Nach dem Ausbruch der Feindseligkeiten im Donbass ist der Zustrom von Ukrainern, die nach Polen ziehen, erheblich gestiegen. Obwohl jetzt einige Leute Schweden als Ziel wählen oder ihre üblichen Geschäfte zu Hause in der Ukraine machen. Ermak sagt:

„In der Ukraine hat das Wachstum der Beerenproduktion begonnen. Wenn Sie in der Ukraine Himbeeren pflücken, können Sie bis zu 6-8 Tausend Griwna pro Monat verdienen. Gleichzeitig können Sie selbst Himbeeren anbauen. Sie können bis zu 20 verdienen -25 Tausend Griwna Nettogewinn pro Saison nur auf 10 Hektar. Selbst eine Person kann mit einer solchen Fläche fertig werden. Dementsprechend kann eine Familie bis zu 1 Hektar Himbeeren anbauen und 200 oder mehr Tausend Griwna Nettogewinn pro Saison erhalten macht den Anbau von Himbeeren rentabler als die Arbeit für einen Meister.
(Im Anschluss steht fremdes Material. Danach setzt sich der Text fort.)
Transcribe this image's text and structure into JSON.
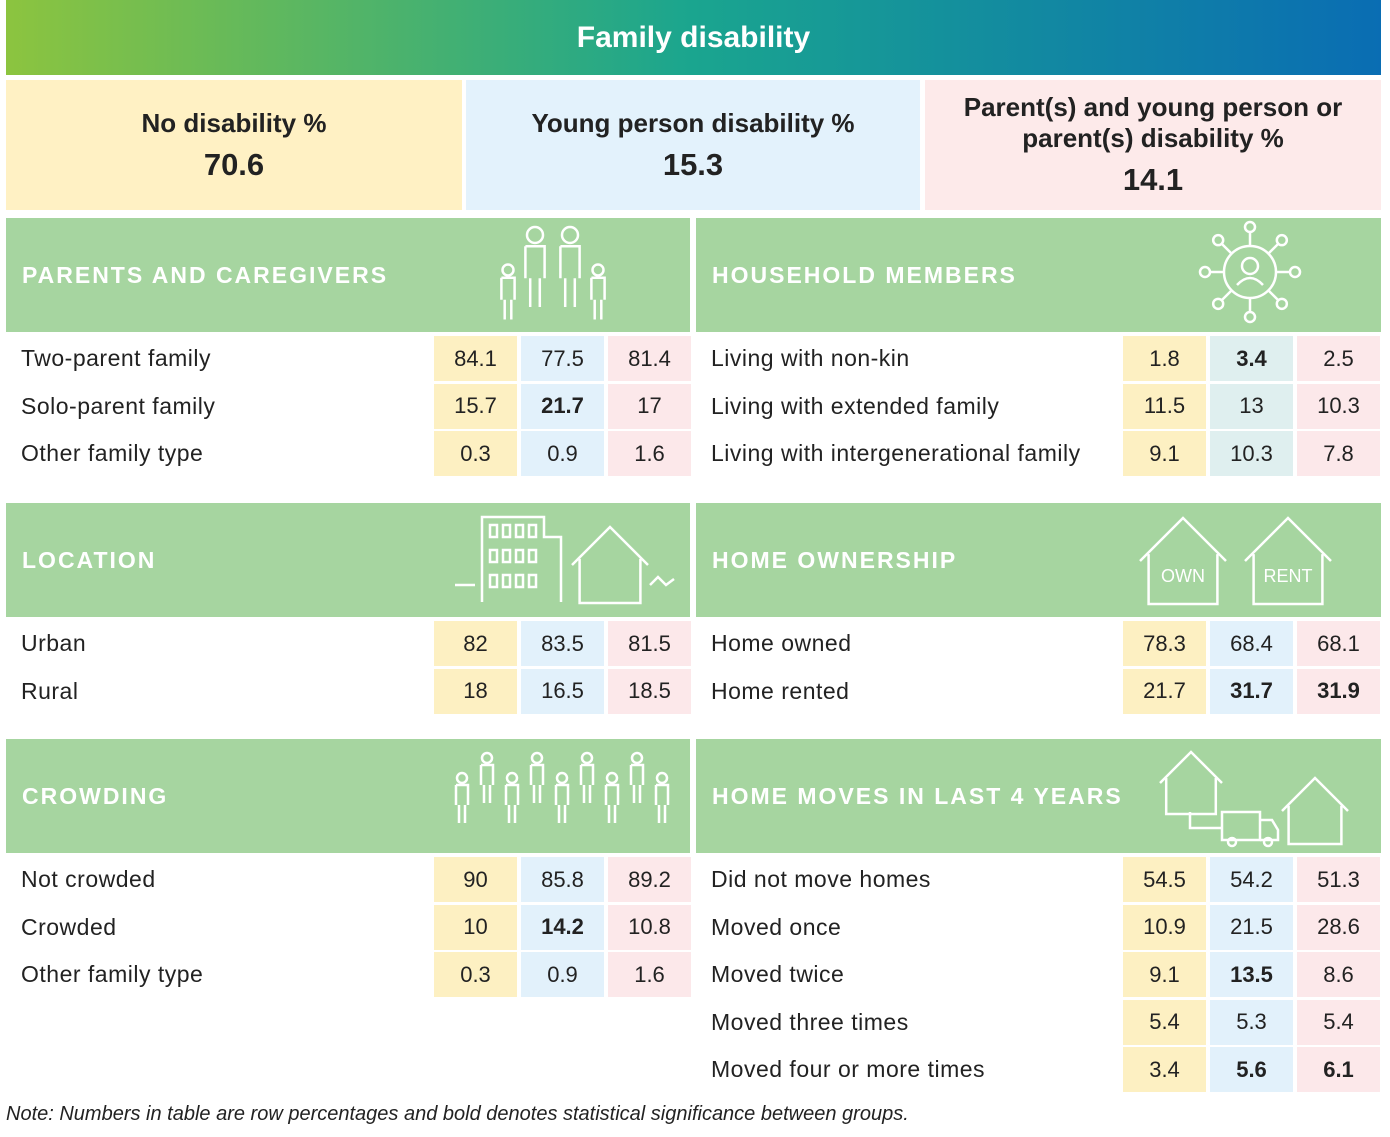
{
  "header": {
    "title": "Family disability"
  },
  "groups": [
    {
      "label": "No disability %",
      "value": "70.6"
    },
    {
      "label": "Young person disability %",
      "value": "15.3"
    },
    {
      "label": "Parent(s) and young person or parent(s) disability %",
      "value": "14.1"
    }
  ],
  "sections": [
    {
      "title": "PARENTS AND CAREGIVERS",
      "rows": [
        {
          "label": "Two-parent family",
          "values": [
            "84.1",
            "77.5",
            "81.4"
          ],
          "bold": [
            false,
            false,
            false
          ]
        },
        {
          "label": "Solo-parent family",
          "values": [
            "15.7",
            "21.7",
            "17"
          ],
          "bold": [
            false,
            true,
            false
          ]
        },
        {
          "label": "Other family type",
          "values": [
            "0.3",
            "0.9",
            "1.6"
          ],
          "bold": [
            false,
            false,
            false
          ]
        }
      ]
    },
    {
      "title": "HOUSEHOLD MEMBERS",
      "rows": [
        {
          "label": "Living with non-kin",
          "values": [
            "1.8",
            "3.4",
            "2.5"
          ],
          "bold": [
            false,
            true,
            false
          ]
        },
        {
          "label": "Living with extended family",
          "values": [
            "11.5",
            "13",
            "10.3"
          ],
          "bold": [
            false,
            false,
            false
          ]
        },
        {
          "label": "Living with intergenerational family",
          "values": [
            "9.1",
            "10.3",
            "7.8"
          ],
          "bold": [
            false,
            false,
            false
          ]
        }
      ]
    },
    {
      "title": "LOCATION",
      "rows": [
        {
          "label": "Urban",
          "values": [
            "82",
            "83.5",
            "81.5"
          ],
          "bold": [
            false,
            false,
            false
          ]
        },
        {
          "label": "Rural",
          "values": [
            "18",
            "16.5",
            "18.5"
          ],
          "bold": [
            false,
            false,
            false
          ]
        }
      ]
    },
    {
      "title": "HOME OWNERSHIP",
      "icon_labels": [
        "OWN",
        "RENT"
      ],
      "rows": [
        {
          "label": "Home owned",
          "values": [
            "78.3",
            "68.4",
            "68.1"
          ],
          "bold": [
            false,
            false,
            false
          ]
        },
        {
          "label": "Home rented",
          "values": [
            "21.7",
            "31.7",
            "31.9"
          ],
          "bold": [
            false,
            true,
            true
          ]
        }
      ]
    },
    {
      "title": "CROWDING",
      "rows": [
        {
          "label": "Not crowded",
          "values": [
            "90",
            "85.8",
            "89.2"
          ],
          "bold": [
            false,
            false,
            false
          ]
        },
        {
          "label": "Crowded",
          "values": [
            "10",
            "14.2",
            "10.8"
          ],
          "bold": [
            false,
            true,
            false
          ]
        },
        {
          "label": "Other family type",
          "values": [
            "0.3",
            "0.9",
            "1.6"
          ],
          "bold": [
            false,
            false,
            false
          ]
        }
      ]
    },
    {
      "title": "HOME MOVES IN LAST 4 YEARS",
      "rows": [
        {
          "label": "Did not move homes",
          "values": [
            "54.5",
            "54.2",
            "51.3"
          ],
          "bold": [
            false,
            false,
            false
          ]
        },
        {
          "label": "Moved once",
          "values": [
            "10.9",
            "21.5",
            "28.6"
          ],
          "bold": [
            false,
            false,
            false
          ]
        },
        {
          "label": "Moved twice",
          "values": [
            "9.1",
            "13.5",
            "8.6"
          ],
          "bold": [
            false,
            true,
            false
          ]
        },
        {
          "label": "Moved three times",
          "values": [
            "5.4",
            "5.3",
            "5.4"
          ],
          "bold": [
            false,
            false,
            false
          ]
        },
        {
          "label": "Moved four or more times",
          "values": [
            "3.4",
            "5.6",
            "6.1"
          ],
          "bold": [
            false,
            true,
            true
          ]
        }
      ]
    }
  ],
  "note": "Note: Numbers in table are row percentages and bold denotes statistical significance between groups."
}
Darüber hinaus ist die Arbeit in Polen nicht mehr so ​​wie zuvor. Fälle, in denen Wanderarbeiter von ihren eigenen Landsleuten getäuscht werden, die Plantagen von Polen mieten, sind häufiger geworden. Der Unternehmer Jewgeni Tschernjak schreibt auf Facebook:

„Mehrere unternehmungslustige Ukrainer beschlossen, Erdbeerfelder von den Polen zu mieten. Ihre erste Entscheidung war, die Gehälter der Ukrainer zu senken, die für Ukrainer in Polen arbeiten. Um den Prozentsatz des Einkommens zu erhöhen. Die Arbeiter weigerten sich, Erdbeeren zu pflücken und wechselten zu einem anderen Job Die Ernte ist bedroht. Die Arbeiter sind arbeitslos. Die Mieter sind ratlos. Ein Verbraucher ohne Produkt. Eine großartige Geschichte, dass es Geschäftsleute gibt, die, wenn sie berührt werden, sogar Erdbeeren in Scheiße verwandeln. „

Und die Ukrainer selbst, die gezwungen sind, ihr Heimatland auf der Suche nach Einkommen zu verlassen, betrachten das Pflücken von Beeren in Polen als Sklavenarbeit für einen Cent. Eine der Wanderarbeiterinnen aus Iwano-Frankiwsk, Iryna Pogrebnyak, sagt:

„Es ist einfach, Erdbeeren nur auf den ersten Blick zu pflücken. Es ist ziemlich anstrengend, von 5 bis 6 Uhr morgens bis spät abends muss man sich für eine große Beere entscheiden. 12 bis 14 Stunden lang sind Sie ständig auf den Knien , die Sonne backt. Ihre Knie sind blutig, Ihr Rücken tut weh. Zum Beispiel Himbeeren pflücken. Einfacher und mehr dafür bezahlen. Wenn Sie einen schwachen Rücken oder Kniegelenke haben, können Sie überhaupt nicht arbeiten. Probleme treten auf : Der Besitzer lehnt einige der Beeren ab und es kommt vor, dass die gesammelten Körbe gestohlen und von anderen Pflückern übergeben werden. „

Eine andere, Oksana Senyshin, gibt sie wieder:

„Sie können für die Anzahl der Körbe sterben, die Sie sammeln müssen. Gehen wir mit meinem Mann, also legte er sich bereits zum Sammeln hin. Eine Woche später kehrten wir nach Hause zurück – wir haben nicht einmal auf der Straße gearbeitet. Möge Gott uns retten von solchen Einnahmen. „

Es gibt jedoch viele, die sich auf den Beginn der Erdbeersaison freuen – schließlich ist es in der Ukraine unmöglich, auch nur das zu verdienen, was die Polen für die Arbeit auf den Feldern bezahlen. Oksana Fedorchuk aus Lviv sagt:

„Ich bin ausgebildeter Lehrer, einige Zeit bin ich im Sommer nach Polen gegangen, um Beeren zu pflücken. Dann habe ich Geld gespart und ein kleines Unternehmen in der Ukraine gegründet, ein Café eröffnet. Ungefähr 100.000 Griwna sammle ich schnell. Natürlich Zum Nachteil der Gesundheit, aber was tun? Sie müssen Rechnungen bezahlen, die Kinder ernähren und kleiden. Wir gehen mit meinem Mann, er hat auch seinen Job in der Ukraine verloren. „





Source link

Hochwertige journalistische Arbeit kann nicht kostenlos sein, da sie sonst von den Behörden oder den Oligarchen abhängig wird.
Unsere Website wird ausschließlich durch Werbegeld finanziert.
Bitte deaktivieren Sie Ihren Werbeblocker, um die Nachrichten weiterzulesen.